I’ve been operating under the misconception the home video version of Sassenach was an extended cut, and they’d added all the nudity. Nope, it was apparently in the original Starz version. Cool.
The nudity’s all of star Caitriona Balfe, who’s the narrator and protagonist of the show, but when it comes time to drop her drawers, the eyes are all director John Dahl’s. “Outlander” is a historical hard sci-fi romance. Except for the most history in this episode is Balfe’s husband Tobias Menzies droning on about his family genealogy. The only thing more boring than actual genealogy? Some boring dude talking about fake genealogy. Menzies and Balfe are in Scotland on a post-World War II holiday; they’re trying to reconnect after being apart for five years. He was in military intelligence—not an agent himself, but the office guy who sent them to their deaths—and she was a nurse.
Supposedly they’ve been having a rough time since the end of the war, but it seems mostly to be a lack of trying. In the tedious narration, Balfe explains whenever they’re having problems, all they need to do is get jiggy, and then they’re fine.

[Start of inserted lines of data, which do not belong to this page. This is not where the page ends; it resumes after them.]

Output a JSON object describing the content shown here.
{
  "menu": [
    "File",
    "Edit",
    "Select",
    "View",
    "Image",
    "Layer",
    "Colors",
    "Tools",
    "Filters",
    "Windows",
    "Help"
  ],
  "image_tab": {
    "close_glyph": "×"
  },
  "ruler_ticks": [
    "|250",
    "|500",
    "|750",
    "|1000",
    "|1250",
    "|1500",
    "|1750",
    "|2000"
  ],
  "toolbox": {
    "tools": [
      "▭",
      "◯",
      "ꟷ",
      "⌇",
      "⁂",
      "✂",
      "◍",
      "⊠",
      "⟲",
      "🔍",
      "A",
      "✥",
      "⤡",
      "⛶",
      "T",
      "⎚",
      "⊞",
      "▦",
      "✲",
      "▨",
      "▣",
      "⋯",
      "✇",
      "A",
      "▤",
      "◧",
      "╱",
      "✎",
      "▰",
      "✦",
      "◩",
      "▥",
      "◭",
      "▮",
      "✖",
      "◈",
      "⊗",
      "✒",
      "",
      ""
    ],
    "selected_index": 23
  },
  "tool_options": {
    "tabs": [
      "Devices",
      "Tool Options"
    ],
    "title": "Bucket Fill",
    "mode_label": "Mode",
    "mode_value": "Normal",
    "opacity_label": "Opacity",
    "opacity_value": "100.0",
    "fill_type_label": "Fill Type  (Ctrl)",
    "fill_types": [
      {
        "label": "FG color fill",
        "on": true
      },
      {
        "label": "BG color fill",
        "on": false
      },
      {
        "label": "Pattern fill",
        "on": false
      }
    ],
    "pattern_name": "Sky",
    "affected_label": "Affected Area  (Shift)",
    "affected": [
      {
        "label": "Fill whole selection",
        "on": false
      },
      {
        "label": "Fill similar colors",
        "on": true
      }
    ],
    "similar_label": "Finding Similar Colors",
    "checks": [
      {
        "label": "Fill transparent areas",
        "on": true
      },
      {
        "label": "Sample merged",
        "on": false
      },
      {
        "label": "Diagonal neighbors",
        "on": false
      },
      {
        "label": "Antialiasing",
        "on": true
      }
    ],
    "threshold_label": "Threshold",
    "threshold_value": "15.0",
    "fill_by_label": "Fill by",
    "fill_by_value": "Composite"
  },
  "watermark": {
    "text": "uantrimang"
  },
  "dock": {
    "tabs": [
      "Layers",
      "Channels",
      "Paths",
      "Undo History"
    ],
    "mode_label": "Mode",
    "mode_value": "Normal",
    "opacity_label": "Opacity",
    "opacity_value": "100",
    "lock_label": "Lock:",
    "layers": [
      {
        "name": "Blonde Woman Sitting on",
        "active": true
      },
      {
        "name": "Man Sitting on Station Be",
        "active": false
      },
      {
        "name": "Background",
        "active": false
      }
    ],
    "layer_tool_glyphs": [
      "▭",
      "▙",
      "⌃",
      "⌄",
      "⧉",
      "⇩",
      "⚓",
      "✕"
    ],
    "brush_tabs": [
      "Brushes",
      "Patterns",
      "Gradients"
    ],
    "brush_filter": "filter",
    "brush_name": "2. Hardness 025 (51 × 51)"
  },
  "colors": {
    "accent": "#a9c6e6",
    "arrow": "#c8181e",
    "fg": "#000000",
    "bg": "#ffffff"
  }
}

Though they may need to get jiggy in public for it to work. Or at least be a little exhibitionist-y about it. Not to kink shame. Though it’s very unclear why Dahl’s so keen to ogle Balfe (especially since “Outlander”’s target audience is women, you can even google it) and not Menzies. Other than once Balfe gets to the past and runs into Menzies’s ancestor he can’t shut up about, it turns out the ancestor is an eager rapist and cruel piece of shit.
Eager rapists and cruel pieces of shit are two different things on “Outlander” because Balfe eventually ends up with a group of Scottish highlanders—there be many more than one—but only two of them don’t want to rape her. One because he’s not cool with rape (Graham McTavish, who gives far and away from the best performance) and one because he’s the hot guy (Sam Heughan). Everyone in the past is filthy and gross except Heughan, forecasting his and Balfe’s chemistry. Plus, he’s injured, and she has to nurse him over and over.
The present-day material starts dull and gets worse as Menzies gets more and more enthusiastic about the genealogy, but it also becomes clear the narration isn’t going to stop. I’m not sure if the narration’s from the source novel or the writers’ room (Ronald D. Moore got the credit, which is an inglorious one), but it’s terrible. And never once matches the corresponding action. It’s like an object lesson in why poorly executed narration is so damaging.
Once Balfe gets to the past, where she brings mid-ish-twentieth century mobile army nursing techniques, the occasional helpful future knowledge tidbit, and enough curse words to shock all her new wannabe rapist pals, the narration pretty much stops. At least until the cliffhanger. But the quiet’s nice. And Heughan and Balfe do seem like they’ll have sufficient charm together. But, wow, is it a rough and endless sixty minutes.